I haven’t formally learnt logic so I’m not sure if my proof is what you’d call rigorous, but the result is pretty useful for splitting up conditionals in proofs like some of the number theory proofs I’ve been trying. E.g.
Show that if a is greater than 2 and a^m + 1 is prime, then a is even and m is a power of 2
In symbolic form this is:
∀a >= 2 ( a^m + 1 is prime -> a is even AND m is a power of 2 )
The contrapositive is:
∀a >= 2 ( a is odd OR m is NOT a power of 2 -> a^m + 1 is composite )
and due to the result above, this becomes
∀a >= 2 ( a is odd -> a^m + 1 is composite ) AND ( m is NOT a power of 2 -> a^m + 1 is composite )
so you can just prove two simpler conditionals instead of one more complicated one.
Maybe I'm dumb, but the first line reads to me as "if a or b then c" and the second one reads as "not a or b, otherwise c" and those two aren't equivalent. One is a condition for C, and the other is a condition in general. But it's been a while, so maybe that's an okay thing to do?

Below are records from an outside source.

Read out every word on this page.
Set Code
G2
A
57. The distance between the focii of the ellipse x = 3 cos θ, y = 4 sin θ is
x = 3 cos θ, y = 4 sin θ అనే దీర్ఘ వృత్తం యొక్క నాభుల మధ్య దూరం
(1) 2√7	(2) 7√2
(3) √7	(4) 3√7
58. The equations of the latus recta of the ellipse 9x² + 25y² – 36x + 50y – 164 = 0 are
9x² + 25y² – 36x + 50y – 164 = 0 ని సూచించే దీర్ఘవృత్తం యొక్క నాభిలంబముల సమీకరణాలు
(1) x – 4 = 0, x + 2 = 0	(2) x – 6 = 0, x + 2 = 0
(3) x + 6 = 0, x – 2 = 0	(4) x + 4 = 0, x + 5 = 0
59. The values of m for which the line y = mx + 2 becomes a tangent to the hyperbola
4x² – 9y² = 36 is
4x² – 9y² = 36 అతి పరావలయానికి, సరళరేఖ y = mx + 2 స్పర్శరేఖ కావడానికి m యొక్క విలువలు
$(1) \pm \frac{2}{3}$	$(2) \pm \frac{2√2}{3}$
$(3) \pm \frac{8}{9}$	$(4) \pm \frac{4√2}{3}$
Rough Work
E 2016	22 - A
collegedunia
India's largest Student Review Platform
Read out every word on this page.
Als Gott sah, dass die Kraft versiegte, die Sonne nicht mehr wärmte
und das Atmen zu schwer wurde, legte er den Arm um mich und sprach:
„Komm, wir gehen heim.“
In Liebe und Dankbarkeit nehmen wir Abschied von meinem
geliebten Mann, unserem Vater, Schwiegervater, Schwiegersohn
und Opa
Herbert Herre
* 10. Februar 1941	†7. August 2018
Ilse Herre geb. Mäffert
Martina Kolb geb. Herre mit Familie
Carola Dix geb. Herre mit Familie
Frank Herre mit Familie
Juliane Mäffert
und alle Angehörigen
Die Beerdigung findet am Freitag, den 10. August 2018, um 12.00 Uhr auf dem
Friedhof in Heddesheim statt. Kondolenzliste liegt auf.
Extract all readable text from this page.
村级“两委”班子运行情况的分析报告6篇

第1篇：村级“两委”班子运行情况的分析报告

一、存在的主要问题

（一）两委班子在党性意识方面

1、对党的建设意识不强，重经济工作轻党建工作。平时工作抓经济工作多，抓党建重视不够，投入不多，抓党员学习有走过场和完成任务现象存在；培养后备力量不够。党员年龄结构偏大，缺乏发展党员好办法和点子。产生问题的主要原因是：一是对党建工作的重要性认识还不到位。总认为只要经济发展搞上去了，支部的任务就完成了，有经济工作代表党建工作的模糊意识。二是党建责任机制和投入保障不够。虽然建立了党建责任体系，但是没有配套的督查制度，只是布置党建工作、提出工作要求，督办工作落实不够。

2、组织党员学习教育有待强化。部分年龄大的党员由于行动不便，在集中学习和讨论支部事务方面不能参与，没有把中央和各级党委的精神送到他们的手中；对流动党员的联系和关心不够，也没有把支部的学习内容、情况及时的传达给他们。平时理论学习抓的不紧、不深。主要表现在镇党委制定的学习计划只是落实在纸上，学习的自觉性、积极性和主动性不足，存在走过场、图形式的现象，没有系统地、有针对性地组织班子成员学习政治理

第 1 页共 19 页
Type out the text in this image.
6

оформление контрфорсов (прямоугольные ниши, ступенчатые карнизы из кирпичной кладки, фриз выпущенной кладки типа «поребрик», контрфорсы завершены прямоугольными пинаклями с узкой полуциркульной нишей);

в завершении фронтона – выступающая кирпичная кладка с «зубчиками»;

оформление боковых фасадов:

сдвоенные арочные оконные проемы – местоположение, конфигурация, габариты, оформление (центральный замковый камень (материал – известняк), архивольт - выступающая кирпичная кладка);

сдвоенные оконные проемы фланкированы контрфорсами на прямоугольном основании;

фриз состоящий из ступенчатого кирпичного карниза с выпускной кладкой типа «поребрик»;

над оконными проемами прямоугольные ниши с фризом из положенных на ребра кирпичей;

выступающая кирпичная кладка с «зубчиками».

Afaik they are equivalent since using the truth table of a conditional A->B, it’s false when A is true but B is false (like how a philosophical argument is invalid if the premise A is true yet the conclusion B is false) so ~(A->B) = A and ~B and A->B = ~A or B. Were you asking about something else?
Yes, something else. you went from
(a OR b) -> c
to
~(a OR b) OR c.
The first one you are stating that C will be true if A or B is true
But in the second one, there is no ->, so how can they be equivalent?
The first line has a truth table of
A B
00: X
01: 1
10: 1
11: 1
where X 1 1 1 are the values of C
but the second line has a truth table of
A B C
000: 1
001: 1
010: 0
011: 1
100: 0
101: 1
110: 0
111: 1